进入二月的北方已经度过了最冷冽的阶段,但稍暖的春季仍要再等上一段时间,这种渐暖偏寒的天气,陈奚予并不放心。
今年的寒冬太过漫长,她的妻子怕是适应不了这样的天气,但她已经答应了要带她回家,所以她只能时时刻刻地关注温舒畅的身体情况。
她的妻子身体不好,这两年,她一直在尽心尽力地照顾她。
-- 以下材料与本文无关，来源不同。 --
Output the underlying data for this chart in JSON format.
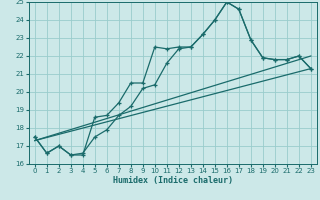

她的妻子身体娇嫩,热不得、冷不得,所以她挑了很久,决定夏季带着妻子去芬兰,冬天就在萨罗尼克湾这座小岛上居住,她的妻子胃口难定,动物肉不吃,苦的不吃,太辣的不吃,所以她一直学着去做各式各样的饭菜,这像是一种甜蜜的负担,但似乎并不能称作“负担”,因为她爱她,所以她不觉得累,反而为自己能照顾好爱人感到自得。
陈奚予想起去年许的愿望:希望自己做饭更好吃些。
但愿这样,妻子能顿顿多吃几口。
温舒畅对陈奚予的顾虑浑然不觉,她似乎没有感受到时隔两年回国自己与故乡的隔阂,心里只有倦鸟归巢的满足。
她们先回的璟院别墅,不知道是出于什么原因,陈奚予并没有第一时间带她回爸爸妈妈家。
对此,温舒畅心里有一点失落,不过只有一点点,听到陈奚予再过几天就回去的承诺后,那一点点失落立马烟消云散。
虽然已经有两年没回来了,但是这里仍然窗明几净,不染纤尘,大概是陈奚予让人定期打扫的原因。
看着锃明瓦亮的落地窗,温舒畅没忍住,食指按在上面上下揉擦,由于阻力的原因,发出一阵阵干涩的摩擦声。
确认家里是真的很干净,温舒畅去缠在厨房做饭的陈奚予。
“奚予,我们在这里多住一段时间好不好?”
“好啊,想在这里待多久?”
“我们待到夏天吧,可以吗?”
“当然可以了。”
“哎呀奚予,就知道你最好了!”
温舒畅在旁边轻轻拽着陈奚予的衣服下摆,陈奚予被她逗得哑然失笑。
她放下手里的菜刀,拿过擦巾擦了擦手,把擦巾放回原位后,一把把温舒畅拽进自己怀里,下巴蹭着她头顶柔顺的头发。
家里的恒温系统正工作着,所以怀里的小娇气包并不觉得冷,穿着真丝短裙静静地站着。
陈奚予圈着她的腰,忍不住逗弄:“宝宝是不是来捣乱的?”
见温舒畅不说话,陈奚予伸手揉捏她的后腰,说话带着调笑的语气:“嗯?”
温舒畅被逗得咯咯笑,开口反驳道:“才没有,我就是……就是……”
陈奚予空出一只手去揉温舒畅的小肚子,问道:“饿了?”
“……”
戏谑的声音从上方传来:“让我摸摸宝宝现在饿不饿。”
温舒畅终于止住了陈奚予在她身上作乱的手,“是有一点饿了,你快做饭。”
陈奚予圈着温舒畅的身体轻轻左右摇晃,“那你在这里陪我,好不好?”
温舒畅听出了她话里那层撒娇的意味,自然答道:“好啊。”
时间紧,陈奚予只做了香煎藜麦波特菇排和藜麦蔬菜浓汤。
温舒畅用叉子扒拉着盘子里深色的蘑菇,“这是什么?”
“波特菇,尝尝?”
温舒畅叉起一块,凑近些闻了闻,确认没有闻到什么奇怪的味道,这才尝了起来。
香煎后的波特菇外面有一层薄薄的焦壳,脆脆的,一口咬下去,里面的汁水会爆出来,还好不烫。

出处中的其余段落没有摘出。